There's definitely a different group dynamic than is present in most classrooms.

For one thing, many summer programs only last a week. The children often don't know each other or the instructor well. The instructor might not have classroom experience.

Yet organized summer programs for children are good for several reasons. They give children something productive to do. No parent wants to hear a child talk about how bored he or she is.

Summer programs also can expose children to experiences that they wouldn't have the time or the occasion for throughout the school year.


Plus, many programs offer opportunities to fine-tune social, teamwork and problem-solving skills.

Since school left out, I've had several conversations with my 9-year-old about making the right choices when playing or working with others.

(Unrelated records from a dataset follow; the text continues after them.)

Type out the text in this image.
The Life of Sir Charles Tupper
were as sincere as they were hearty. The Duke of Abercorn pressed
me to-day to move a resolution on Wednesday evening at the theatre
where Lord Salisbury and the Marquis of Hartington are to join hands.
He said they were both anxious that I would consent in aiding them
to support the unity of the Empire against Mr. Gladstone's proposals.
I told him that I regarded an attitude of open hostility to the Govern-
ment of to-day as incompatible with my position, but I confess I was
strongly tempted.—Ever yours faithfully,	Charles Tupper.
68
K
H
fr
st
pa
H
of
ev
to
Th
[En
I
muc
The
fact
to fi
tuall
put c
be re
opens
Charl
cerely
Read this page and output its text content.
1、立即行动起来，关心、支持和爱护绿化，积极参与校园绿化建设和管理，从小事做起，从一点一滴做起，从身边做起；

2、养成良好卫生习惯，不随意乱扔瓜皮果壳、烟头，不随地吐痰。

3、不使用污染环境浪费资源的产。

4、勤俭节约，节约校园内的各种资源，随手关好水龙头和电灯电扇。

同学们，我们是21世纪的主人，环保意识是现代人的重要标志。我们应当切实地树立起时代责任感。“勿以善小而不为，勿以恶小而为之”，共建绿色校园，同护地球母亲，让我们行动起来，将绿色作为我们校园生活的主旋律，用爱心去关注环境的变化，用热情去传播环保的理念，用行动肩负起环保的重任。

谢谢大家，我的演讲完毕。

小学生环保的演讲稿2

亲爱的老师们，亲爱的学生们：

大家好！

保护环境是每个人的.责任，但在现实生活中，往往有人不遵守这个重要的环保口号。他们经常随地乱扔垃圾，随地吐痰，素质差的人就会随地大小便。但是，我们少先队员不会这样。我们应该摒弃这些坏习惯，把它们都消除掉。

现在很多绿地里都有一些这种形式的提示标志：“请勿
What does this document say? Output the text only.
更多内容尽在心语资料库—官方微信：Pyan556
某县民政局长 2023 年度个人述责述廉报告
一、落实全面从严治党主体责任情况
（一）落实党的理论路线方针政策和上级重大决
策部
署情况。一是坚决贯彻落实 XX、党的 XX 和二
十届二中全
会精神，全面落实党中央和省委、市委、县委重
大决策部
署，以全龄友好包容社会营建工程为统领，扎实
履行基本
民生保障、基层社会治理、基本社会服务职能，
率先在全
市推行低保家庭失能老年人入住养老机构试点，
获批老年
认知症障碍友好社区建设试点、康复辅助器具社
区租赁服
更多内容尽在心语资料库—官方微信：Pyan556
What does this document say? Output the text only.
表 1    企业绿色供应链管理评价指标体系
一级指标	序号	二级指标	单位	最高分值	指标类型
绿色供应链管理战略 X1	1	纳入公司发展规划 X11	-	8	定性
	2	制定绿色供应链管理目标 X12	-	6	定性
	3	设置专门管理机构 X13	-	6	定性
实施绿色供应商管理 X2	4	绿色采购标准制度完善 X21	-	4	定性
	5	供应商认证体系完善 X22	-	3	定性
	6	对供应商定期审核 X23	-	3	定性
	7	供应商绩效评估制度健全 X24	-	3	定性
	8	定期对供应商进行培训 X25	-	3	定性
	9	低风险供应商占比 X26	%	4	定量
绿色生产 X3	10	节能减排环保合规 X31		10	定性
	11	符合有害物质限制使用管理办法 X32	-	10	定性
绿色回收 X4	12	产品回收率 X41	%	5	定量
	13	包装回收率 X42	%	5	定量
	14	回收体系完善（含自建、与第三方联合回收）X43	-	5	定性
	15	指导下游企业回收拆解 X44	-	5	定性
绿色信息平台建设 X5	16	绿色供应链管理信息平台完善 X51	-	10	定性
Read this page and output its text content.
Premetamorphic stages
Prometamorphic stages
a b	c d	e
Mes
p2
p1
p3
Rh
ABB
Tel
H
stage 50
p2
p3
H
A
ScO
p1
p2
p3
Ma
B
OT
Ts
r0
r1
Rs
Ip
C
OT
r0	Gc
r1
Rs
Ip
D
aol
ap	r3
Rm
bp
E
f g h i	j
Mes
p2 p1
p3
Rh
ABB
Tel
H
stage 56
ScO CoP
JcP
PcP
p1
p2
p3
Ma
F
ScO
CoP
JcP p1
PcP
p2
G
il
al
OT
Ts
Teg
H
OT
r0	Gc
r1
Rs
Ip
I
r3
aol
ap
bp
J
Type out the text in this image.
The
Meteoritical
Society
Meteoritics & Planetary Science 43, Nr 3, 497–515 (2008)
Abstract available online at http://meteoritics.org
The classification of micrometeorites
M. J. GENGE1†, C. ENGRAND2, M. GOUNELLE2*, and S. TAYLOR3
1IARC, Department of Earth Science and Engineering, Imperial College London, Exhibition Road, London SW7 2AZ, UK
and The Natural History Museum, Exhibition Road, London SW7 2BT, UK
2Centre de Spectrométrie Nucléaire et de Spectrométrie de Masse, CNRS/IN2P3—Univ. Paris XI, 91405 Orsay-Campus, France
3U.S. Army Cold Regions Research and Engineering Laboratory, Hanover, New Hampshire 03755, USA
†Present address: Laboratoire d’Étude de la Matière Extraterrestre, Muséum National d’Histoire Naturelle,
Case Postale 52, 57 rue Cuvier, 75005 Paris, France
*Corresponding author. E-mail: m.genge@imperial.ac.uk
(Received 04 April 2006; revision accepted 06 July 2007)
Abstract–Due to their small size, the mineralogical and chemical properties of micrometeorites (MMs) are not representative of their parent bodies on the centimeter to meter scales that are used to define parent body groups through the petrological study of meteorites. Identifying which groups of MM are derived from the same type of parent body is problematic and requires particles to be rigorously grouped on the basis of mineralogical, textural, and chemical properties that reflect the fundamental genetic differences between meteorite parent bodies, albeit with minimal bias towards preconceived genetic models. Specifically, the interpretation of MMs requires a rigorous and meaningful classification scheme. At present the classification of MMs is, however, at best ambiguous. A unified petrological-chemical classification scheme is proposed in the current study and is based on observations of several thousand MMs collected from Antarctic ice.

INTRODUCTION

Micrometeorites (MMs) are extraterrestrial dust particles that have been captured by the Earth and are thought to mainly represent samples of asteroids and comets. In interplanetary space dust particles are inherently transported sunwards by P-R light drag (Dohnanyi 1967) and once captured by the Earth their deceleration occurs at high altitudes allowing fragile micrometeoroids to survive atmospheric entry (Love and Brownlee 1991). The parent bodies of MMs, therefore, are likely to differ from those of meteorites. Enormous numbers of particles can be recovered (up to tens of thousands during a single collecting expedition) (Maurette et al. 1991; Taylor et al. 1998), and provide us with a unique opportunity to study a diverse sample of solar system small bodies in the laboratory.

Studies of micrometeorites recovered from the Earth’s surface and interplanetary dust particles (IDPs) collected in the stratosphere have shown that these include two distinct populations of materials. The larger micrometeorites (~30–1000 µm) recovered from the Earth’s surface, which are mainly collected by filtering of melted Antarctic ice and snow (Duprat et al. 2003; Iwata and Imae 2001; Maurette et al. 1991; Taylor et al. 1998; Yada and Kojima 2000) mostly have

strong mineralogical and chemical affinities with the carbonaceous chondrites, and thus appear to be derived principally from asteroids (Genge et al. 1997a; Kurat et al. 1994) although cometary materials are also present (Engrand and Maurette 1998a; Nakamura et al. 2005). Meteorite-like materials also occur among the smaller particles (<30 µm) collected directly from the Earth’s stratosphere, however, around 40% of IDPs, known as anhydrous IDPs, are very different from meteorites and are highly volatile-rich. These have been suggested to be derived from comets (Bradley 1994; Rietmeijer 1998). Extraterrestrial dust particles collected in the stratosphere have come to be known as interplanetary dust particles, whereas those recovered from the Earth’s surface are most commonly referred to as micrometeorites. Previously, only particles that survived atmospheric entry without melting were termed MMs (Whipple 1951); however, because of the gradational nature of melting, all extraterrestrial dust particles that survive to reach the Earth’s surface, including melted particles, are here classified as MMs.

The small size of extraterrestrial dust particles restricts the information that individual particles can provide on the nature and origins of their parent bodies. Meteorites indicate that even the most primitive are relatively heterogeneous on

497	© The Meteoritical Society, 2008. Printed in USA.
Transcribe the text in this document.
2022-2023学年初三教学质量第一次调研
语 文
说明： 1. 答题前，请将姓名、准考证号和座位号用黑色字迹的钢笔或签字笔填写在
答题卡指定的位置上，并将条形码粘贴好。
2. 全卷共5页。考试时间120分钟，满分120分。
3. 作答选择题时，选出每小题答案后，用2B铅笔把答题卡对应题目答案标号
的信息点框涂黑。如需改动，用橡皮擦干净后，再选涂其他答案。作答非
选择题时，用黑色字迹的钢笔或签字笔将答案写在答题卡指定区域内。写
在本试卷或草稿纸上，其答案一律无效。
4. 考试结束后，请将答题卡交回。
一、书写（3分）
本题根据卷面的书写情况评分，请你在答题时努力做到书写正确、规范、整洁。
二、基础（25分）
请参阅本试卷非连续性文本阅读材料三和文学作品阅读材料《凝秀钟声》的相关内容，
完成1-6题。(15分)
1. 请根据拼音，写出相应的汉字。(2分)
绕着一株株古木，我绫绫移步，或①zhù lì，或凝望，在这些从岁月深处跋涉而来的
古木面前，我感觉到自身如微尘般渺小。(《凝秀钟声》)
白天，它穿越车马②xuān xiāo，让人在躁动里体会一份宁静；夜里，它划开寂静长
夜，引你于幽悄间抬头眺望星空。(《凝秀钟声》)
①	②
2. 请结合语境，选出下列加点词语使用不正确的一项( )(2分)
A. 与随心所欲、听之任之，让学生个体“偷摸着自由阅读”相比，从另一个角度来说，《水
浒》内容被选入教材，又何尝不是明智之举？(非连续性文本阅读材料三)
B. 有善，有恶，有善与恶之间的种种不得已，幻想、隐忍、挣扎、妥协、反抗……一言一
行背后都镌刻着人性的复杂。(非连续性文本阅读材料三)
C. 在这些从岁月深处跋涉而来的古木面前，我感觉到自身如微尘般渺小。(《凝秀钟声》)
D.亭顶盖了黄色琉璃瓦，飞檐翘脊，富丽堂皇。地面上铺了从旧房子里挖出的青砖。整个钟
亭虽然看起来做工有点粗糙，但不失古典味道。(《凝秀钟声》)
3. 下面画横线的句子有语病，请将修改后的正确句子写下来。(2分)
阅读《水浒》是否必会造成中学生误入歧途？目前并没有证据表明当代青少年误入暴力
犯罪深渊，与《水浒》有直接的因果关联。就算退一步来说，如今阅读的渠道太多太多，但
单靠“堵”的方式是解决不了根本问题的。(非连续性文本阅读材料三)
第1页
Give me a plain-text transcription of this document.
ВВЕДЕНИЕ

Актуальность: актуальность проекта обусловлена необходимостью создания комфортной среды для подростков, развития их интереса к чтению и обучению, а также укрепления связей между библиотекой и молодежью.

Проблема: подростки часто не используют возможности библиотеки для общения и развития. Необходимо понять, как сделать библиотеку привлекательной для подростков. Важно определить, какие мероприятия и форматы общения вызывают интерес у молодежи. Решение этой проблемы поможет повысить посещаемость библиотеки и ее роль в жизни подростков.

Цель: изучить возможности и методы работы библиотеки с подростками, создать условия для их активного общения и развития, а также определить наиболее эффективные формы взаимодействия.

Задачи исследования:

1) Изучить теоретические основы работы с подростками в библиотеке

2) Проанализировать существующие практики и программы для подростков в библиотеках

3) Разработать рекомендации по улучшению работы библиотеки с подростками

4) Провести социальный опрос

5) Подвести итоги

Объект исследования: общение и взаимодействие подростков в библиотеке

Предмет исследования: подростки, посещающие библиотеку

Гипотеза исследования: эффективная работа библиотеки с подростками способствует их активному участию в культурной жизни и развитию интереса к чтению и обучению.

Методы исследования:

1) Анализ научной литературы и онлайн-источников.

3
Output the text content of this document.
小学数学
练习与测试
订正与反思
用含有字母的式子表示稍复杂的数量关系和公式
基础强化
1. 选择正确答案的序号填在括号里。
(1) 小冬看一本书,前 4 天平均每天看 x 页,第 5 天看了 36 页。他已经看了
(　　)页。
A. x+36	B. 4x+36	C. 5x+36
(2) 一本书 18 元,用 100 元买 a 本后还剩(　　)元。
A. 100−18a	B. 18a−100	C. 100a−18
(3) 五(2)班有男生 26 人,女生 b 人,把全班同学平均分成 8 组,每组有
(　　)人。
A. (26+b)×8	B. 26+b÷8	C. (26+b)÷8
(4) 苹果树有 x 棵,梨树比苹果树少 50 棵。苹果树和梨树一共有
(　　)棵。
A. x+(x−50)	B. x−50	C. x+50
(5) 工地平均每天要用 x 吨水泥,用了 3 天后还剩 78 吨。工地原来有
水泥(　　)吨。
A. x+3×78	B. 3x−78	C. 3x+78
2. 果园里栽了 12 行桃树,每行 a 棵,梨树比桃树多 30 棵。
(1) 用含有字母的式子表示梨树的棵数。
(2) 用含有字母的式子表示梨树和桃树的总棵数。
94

She's had some opportunities to apply my suggestions.

In an athletic event of a recent program, she finished a race in the top two of her age group. In the run-off, my daughter lost. She didn't seem upset about losing because she said it was a good, challenging race. I commended her for having the right attitude.

There was something that bothered her about the experience, though.

"Mommy, the other girl said something to me after the race that wasn't very nice."

I asked her what the other girl said.

"She said, 'In your face, you loser!' "

Oh, dear. I was bracing myself for what my daughter did next. Did she react and say something unkind back? I asked what she said in response.

"I didn't say anything. One of the grown-ups told her, 'That's not what you're supposed to say after a race. You're supposed to shake hands and tell the other person it was a good race.' "

Then my daughter and I talked about why the other girl used those words. Perhaps her parents hadn't taught her how to be a good sport and to simply enjoy the experience of participating.

We talked about word choice and intended messages.

Sometimes people say one thing but the message they are trying to convey is quite different from the words they use. It's important to read body language, tone and facial expressions to determine a person's true intent.

Many times the recipient of unkind words is merely the most convenient target.

This girl probably wanted to look tough and cool and wanted to attract attention to herself, so she wanted to make the person who came in second place look bad.

My daughter agreed with that assessment and said she was more irritated by the other girl's lack of social skills than she was hurt by what was said.

She said she wouldn't want those words to be said to anyone else because another person might really feel bad to be called a loser.

I agreed and explained that when people try to attract attention to themselves by making others look small, the opposite often occurs.

Then I gave her two pieces of advice:

1. The harder you try to draw attention to yourself, the less likely you are to be noticed for the right reasons.

2. Concentrate on doing what you know is right and all the other things will fall into place.

If she even scratches the surface of either one of those concepts, it will have been a productive summer.